Il nunzio interviene nel dialogo e svela di aver portato a Polibo Edipo neonato, ferito alle caviglie. Gli era stato affidato da un pastore che lo aveva trovato sul monte Citerone. Tramite gli interventi del coro è ormai chiaro che il pastore è lo stesso servo che Edipo ha chiesto di vedere e Giocasta, che ha compreso la verità, cerca di dissuadere Edipo dal proseguire le indagini, ma Edipo è determinato a conoscere le proprie origini.
Arriva il vecchio pastore e viene riconosciuto dal nunzio, ma si mostra restio a parlare del bambino esposto sul Citerone. Edipo lo minaccia ed il vecchio finisce per confessare che ebbe il bimbo da Giocasta con l'ordine di sopprimerlo per scongiurare una profezia, spinto da pietà il pastore aveva salvato il piccolo affidandolo ad un altro servo che altri non era che il nunzio di Corinto.
Edipo, finalmente ha compreso l'atroce avverarsi delle profezie oracolari, ha effettivamnete ucciso il vero padre, Laio, e sposato la vera madre, Giocasta.
Tutti escono di scena tranne il coro che recita alcuni versi di commiserazione per il destino di Edipo. Un altro messaggero esce dalla reggia e annuncia che Giocasta si è impiccata, Edipo sconvolto si è tolto la vista colpendosi gli occhi con le fibbie d'oro del vestito di lei.

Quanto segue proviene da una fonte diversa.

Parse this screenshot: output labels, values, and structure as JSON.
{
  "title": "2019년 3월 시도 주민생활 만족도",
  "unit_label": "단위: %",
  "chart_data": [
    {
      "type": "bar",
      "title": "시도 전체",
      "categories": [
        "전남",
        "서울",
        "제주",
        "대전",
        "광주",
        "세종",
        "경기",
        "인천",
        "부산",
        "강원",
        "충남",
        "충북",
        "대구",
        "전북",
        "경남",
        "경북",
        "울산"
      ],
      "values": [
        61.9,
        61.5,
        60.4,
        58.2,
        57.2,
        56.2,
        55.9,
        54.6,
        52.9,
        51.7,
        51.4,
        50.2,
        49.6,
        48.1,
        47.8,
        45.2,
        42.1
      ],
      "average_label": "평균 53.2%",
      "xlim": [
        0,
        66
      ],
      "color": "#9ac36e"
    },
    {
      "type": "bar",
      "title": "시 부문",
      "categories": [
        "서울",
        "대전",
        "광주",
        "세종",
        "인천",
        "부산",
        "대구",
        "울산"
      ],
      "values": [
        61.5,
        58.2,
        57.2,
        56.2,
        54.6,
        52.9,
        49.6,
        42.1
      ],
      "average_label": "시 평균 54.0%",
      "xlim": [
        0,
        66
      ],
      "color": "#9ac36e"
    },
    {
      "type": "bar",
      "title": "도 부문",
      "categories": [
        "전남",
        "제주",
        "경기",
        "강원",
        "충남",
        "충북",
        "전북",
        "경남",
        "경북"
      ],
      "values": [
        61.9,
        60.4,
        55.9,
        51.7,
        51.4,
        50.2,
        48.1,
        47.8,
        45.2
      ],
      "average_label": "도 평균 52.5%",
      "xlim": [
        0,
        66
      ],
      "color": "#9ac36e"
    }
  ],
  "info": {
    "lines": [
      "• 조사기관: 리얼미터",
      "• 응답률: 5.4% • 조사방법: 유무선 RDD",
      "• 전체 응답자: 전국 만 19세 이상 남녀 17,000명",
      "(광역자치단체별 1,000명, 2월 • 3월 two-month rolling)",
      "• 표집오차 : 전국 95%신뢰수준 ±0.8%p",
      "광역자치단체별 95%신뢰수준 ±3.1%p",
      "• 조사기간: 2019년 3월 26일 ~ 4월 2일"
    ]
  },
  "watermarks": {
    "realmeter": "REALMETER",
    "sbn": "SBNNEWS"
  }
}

Il messo esce di scena e rientra Edipo cieco, grondante sangue, disperato.
Il dialogo fra Edipo ed il coro spiega il senso dell'accecamento: perchè avere ancora la vista quando più nessuna visione può dare sollievo alla sofferenza ed al rimorso?
Entra in scena Creonte, Edipo, umiliato, lo prega di ucciderlo o di cacciarlo da Tebe, lo supplica infine di prendersi cura delle sue filgie femmine e di lasciargliele incontrare. Le due giovani entrano in scena. Edipo rivolge anche a loro un lamento sulle sventure della famiglia e Creonte ordina di rientrare nella reggia per non esibire pubblicamente tanto dolore.
L'ultima battuta della tragedia spetta ad un corifeo, si trata del famoso insegnamento presente in Erodoto: "nessun uomo potrà essere detto felice, prima che abbia varcato il termine della vita senza aver patito dolore."